Non si sente la mancanza di una scuola per la formazione dei profumieri, che darebbe prestigio a questa parte del Made in Italy?
È certamente una carenza, anche perché oggi esiste un connubio fra moda, di cui l’Italia è considerata capitale mondiale, cosmesi e profumeria. Molti stilisti sentono il bisogno di avere la propria linea di profumi a completamento delle collezioni. Ma non è solo una questione di industria della moda. Attraverso i miei corsi colgo un forte interesse, da parte di tutti, ad ampliare la propria cultura personale sui profumi e sul mondo olfattivo. Chi oggi volesse fare un percorso strutturato di formazione dovrebbe uscire dall’Italia, verso l’ISIPCA o la Scuola di Grasse. Questo è un vuoto formativo che dovrà essere colmato. Personalmente vedo un ruolo dell’Università nel dare risposta a questa esigenza, un’istituzione dotata del prestigio necessario ad avviare questo tipo di percorso. Mi sembra inoltre che non possa mancare una spinta da parte dei profumieri, che dovrebbero mettere da parte un certo individualismo per appoggiare una iniziativa di questo tipo, che migliorerebbe l’immagine della profumeria italiana con ricadute positive per tutti, oltre che, naturalmente, contribuire alla formazione non solo dei profumieri ma anche di tanti tecnici dell’industria.

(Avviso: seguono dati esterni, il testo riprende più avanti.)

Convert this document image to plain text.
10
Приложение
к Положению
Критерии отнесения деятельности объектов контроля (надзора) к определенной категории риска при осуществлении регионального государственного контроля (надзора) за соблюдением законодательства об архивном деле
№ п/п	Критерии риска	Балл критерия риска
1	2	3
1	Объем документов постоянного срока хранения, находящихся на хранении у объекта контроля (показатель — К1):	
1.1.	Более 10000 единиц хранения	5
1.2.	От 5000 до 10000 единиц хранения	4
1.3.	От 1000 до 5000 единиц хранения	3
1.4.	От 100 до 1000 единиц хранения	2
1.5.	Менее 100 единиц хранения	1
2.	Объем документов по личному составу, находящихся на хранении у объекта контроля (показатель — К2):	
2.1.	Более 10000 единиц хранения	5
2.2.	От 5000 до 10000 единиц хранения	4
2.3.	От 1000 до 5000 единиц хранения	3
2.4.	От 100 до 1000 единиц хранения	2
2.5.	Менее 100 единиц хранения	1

Crede che serva una più specifica formazione sugli aspetti olfattivi nell’industria cosmetica?
Sì. Conoscere la parte tecnica, le materie prime e le connotazioni olfattive che rendono un profumo quello che è ha una grande importanza, soprattutto in questa fase di mercato, in cui il consumatore è molto curioso e attento a questi aspetti. Gli elementi olfattivi del prodotto e del punto vendita non potranno essere lasciati a valutazioni superficiali. Cresce per questo la richiesta di figure intermedie fra il marketing e il profumiere, per valutare e affinare i profumi, che devono capire e parlare il linguaggio di queste due aree. Per tutte queste ragioni la formazione specifica è fondamentale.
ARTIGIANALITÀ DA INDOSSARE
L’artigianalità italiana fa tendenza in tutto il mondo e può diventare ispirazione anche per il profumo. È quanto è successo con Extrait d ‘Atelier essence de savoir-faire una serie di eau de parfum, tutte da indossare, ideate da Chiara Ronzani e create da Claudia Scattolini, ispirate a tre botteghe artigiane: di un orafo, di un calzolaio e di un sarto. «Dopo uno studio che mi ha portato a visitare vere botteghe e fabbriche artigianali -spiega la fragrance designer, -ho fatto una scelta realistica, introducendo in ciascuna composizione, accanto a rimandi simbolici alle rispettive attività, come le forbici taglienti del sarto, note che richiamassero gli odori caratteristici: bunsen, solventi, ghiacci dall’orafo, cuoio e resine dal calzolaio, stoffe accatastate dal sarto e una punta di caffè».